Вот и сейчас. Все стоящие на перроне услышав стук колес несущего поезда, в одно мгновение рванули рывком вперед, но это был фальшстарт. Скорый поезд, как стрела пронесся мимо на большой скорости. Так, что стоящие в нетерпении пассажиры не ощутили разочарования.
Наконец к станции стали подавать поезд «Москва – Санкт – Петербург», люди разгруппировались по перрону, стояли готовые первыми ворваться в свои вагоны. Генрих с иронией подметил, что это даже забавляет, но решив не делать из посадки в поезд очередного соц. шоу, продолжил наблюдение.
В конце концов, всегда успеет сесть в поезд. Пока он еще не грустит, не впадает в панику, ведь по перрону снуют пассажиры и их провожатые. Лица, лица, лица…
А это значит, что в данный момент он не одинок.
Ну вот, в поезд сели все, кто хотел уехать. Встав, Генрих поспешил к своему вагону. Проводница пожилая женщина, посмотрев на него с укором сказала: «Да что, ж ты, милок, до последнего тянул время, не дай Бог, не поспел бы. Бегать за поездом запрещается, споткнешься, да под колеса на рельсы ляжешь плашмя. А, я б тогда по всем кварталам без премии осталась бы. По всем макушкам прошлись бы из-за такого, как ты».

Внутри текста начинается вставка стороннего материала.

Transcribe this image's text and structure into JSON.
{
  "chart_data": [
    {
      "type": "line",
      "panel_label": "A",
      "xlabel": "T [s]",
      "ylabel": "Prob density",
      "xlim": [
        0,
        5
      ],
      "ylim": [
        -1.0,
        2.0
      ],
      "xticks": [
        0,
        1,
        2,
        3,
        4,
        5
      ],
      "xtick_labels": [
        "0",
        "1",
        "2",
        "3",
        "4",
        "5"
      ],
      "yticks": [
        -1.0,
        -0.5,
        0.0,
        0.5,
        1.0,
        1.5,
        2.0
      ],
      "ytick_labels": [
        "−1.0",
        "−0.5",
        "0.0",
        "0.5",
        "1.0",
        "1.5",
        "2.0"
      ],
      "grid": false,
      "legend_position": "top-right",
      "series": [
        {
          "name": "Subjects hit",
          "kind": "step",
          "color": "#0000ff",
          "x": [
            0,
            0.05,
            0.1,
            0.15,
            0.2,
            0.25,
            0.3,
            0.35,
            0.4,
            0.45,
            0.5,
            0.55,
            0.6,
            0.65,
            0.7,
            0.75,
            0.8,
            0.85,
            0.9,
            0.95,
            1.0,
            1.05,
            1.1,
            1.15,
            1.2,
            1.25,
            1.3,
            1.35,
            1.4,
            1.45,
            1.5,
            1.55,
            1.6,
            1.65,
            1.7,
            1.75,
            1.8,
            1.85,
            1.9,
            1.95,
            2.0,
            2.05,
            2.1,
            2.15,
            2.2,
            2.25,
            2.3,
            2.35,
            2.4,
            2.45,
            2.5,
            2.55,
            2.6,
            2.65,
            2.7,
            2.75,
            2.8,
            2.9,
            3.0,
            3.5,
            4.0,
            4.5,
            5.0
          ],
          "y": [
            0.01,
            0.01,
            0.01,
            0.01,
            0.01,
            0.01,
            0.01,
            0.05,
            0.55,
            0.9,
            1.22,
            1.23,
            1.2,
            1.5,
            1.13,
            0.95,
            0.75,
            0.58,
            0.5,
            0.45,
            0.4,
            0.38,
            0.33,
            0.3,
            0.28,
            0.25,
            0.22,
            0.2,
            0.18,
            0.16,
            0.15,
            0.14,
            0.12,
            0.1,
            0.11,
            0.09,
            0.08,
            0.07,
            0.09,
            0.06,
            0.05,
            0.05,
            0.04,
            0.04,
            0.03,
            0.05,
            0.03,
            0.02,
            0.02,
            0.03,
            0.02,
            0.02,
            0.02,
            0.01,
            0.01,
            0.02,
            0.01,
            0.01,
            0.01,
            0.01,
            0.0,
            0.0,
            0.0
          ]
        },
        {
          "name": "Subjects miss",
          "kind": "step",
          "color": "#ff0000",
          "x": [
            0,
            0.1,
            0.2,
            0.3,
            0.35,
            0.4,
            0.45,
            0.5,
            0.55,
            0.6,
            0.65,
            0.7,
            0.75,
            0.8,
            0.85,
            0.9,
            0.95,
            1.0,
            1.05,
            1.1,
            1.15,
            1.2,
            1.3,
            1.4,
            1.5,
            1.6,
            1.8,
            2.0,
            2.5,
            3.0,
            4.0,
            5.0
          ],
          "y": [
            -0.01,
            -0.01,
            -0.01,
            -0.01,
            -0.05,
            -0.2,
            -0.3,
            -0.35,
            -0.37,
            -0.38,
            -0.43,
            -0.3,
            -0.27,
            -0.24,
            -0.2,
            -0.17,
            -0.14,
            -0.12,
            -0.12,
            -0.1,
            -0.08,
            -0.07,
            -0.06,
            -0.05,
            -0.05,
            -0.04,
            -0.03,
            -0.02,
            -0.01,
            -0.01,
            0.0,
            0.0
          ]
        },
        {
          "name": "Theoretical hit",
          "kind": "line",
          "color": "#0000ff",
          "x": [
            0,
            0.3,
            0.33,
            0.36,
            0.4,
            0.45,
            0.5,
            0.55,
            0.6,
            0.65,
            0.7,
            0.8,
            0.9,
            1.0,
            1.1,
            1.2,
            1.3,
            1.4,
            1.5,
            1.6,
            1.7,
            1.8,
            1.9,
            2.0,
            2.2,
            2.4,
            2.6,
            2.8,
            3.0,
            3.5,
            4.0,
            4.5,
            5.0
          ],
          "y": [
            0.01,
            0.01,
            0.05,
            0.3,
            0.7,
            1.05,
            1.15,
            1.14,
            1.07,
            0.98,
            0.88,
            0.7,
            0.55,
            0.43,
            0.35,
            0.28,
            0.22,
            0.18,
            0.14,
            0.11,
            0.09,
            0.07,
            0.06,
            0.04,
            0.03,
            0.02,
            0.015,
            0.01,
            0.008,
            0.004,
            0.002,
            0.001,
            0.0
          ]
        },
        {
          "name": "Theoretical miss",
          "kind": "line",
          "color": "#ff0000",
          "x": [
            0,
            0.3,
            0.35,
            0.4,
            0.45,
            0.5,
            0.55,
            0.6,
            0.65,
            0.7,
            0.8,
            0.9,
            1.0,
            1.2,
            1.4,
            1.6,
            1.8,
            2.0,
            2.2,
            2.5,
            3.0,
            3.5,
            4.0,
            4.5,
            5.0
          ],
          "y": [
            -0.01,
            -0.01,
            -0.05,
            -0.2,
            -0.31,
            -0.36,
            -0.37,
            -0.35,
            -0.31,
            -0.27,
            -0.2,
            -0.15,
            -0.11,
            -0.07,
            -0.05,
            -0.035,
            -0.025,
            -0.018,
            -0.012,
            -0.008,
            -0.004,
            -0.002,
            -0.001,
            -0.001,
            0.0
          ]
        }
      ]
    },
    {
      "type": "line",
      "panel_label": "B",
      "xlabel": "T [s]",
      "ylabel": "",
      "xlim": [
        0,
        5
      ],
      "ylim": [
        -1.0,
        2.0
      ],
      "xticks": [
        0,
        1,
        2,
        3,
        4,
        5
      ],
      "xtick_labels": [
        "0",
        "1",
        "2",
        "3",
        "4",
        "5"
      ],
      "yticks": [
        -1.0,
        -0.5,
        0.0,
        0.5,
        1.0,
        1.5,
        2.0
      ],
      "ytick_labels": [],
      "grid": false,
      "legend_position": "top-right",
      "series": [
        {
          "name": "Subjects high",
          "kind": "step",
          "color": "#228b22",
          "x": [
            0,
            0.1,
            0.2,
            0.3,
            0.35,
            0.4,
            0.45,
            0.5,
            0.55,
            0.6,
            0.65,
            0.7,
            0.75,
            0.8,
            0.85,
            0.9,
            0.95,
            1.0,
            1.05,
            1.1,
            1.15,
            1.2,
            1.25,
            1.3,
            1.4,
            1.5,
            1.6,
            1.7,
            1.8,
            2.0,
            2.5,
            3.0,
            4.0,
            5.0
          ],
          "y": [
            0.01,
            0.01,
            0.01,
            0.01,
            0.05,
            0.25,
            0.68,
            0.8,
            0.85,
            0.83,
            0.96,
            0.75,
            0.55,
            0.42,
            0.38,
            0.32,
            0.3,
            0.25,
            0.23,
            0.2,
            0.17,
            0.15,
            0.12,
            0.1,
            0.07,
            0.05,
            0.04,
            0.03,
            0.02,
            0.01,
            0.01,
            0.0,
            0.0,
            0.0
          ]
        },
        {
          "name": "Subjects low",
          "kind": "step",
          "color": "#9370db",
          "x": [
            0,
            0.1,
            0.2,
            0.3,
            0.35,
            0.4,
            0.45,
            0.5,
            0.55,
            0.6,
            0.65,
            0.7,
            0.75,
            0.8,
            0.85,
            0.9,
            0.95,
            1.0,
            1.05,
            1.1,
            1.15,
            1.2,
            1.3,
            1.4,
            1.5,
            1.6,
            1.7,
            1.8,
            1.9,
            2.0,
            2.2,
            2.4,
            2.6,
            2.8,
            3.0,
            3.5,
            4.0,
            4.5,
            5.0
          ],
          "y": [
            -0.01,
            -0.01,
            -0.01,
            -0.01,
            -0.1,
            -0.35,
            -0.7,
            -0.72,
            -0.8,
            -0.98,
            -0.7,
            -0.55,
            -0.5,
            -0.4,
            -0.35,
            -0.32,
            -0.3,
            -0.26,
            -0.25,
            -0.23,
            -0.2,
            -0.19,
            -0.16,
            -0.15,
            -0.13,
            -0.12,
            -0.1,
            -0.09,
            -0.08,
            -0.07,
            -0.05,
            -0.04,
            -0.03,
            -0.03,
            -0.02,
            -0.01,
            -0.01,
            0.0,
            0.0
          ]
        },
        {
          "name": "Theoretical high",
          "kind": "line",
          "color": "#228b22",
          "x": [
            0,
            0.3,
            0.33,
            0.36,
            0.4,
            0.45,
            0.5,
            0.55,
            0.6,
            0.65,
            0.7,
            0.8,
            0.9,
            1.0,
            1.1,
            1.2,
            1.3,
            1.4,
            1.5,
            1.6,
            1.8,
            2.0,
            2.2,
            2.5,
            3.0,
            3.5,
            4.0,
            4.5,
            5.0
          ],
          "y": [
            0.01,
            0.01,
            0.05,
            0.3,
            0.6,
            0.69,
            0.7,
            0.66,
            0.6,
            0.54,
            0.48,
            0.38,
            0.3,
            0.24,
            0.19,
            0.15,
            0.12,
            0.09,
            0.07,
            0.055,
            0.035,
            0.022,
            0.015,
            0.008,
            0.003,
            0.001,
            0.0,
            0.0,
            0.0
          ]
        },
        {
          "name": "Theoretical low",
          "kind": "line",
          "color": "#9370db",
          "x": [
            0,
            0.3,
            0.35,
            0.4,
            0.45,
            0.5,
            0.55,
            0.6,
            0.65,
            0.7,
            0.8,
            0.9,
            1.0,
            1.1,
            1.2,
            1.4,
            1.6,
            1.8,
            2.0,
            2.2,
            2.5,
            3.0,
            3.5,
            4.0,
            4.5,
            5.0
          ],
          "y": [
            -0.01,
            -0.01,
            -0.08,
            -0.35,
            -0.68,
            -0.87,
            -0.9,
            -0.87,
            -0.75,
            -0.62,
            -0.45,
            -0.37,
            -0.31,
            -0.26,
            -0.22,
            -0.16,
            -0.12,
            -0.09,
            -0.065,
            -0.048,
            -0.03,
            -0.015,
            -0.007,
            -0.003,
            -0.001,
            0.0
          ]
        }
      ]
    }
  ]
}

Он, поднявшись, молча последовал в вагон.
Проводница проводила его своим цепким взглядом, буркнула: «Ходют здесь всякие, а ты за ними дверь закрывай». Она захлопнула за ним дверь. Встала на площадку в тамбуре, посмотрела в сторону семафора, начала размахивать сигнальным флажком. Поезд трогаясь, стал набирать скорость. Москва удалялась километр за километром. Впереди. Санкт– Петербург.
Генрих, войдя в купе, наскоро устроился на нижней полке. Осмотревшись, он увидел молодую женщину, что была занята снятием макияжа, неловко вертевшуюся перед маленьким зеркальцем, кажется, ее не смущало присутствие мужчин в купе, тем более среди них она таковых не заметила. Генрих в ее понятии «верный муж», так как, даже взглядом не одарил ни разу, а второй, так вообще алкаш. Купе просто было «хим. зоной», так разило перегаром от соседа, что хоть одевай противогаз.
Генрих расположился на полке, отвернувшись, попытался уснуть. Он ворочался с бока на бок, не мог сосредоточиться ни на одной мысли, они словно ждала глубокой ночи, чтобы измучить его неопределенностью. Ему опять стало страшно. Одиночество сдавливало, нагнетало страх, в этом помогала ночь, стук колес по рельсам, отблеск света прожекторов, мешали уйти от действительности. Сон не шел.
Он не мог понять, почему его так возлюбило одиночество, почему все попытки наладить отношения с женщиной, сводилось к столь банальному бегству, словно его кто-то, что-то отваживало от них, без каких– либо объяснений гнало от них прочь. Кажется, что это настоящий рок, проживать жизнь без взаимности. Может этот крест ему дан, чтобы осознать любовь, сказав как нравоучение, что то что он пережил к женщинам, всего-то мужская меланхолия, не более того. Возможно, она, любовь, все, же еще будет в его жизни. На этой мысли Генрих заснул.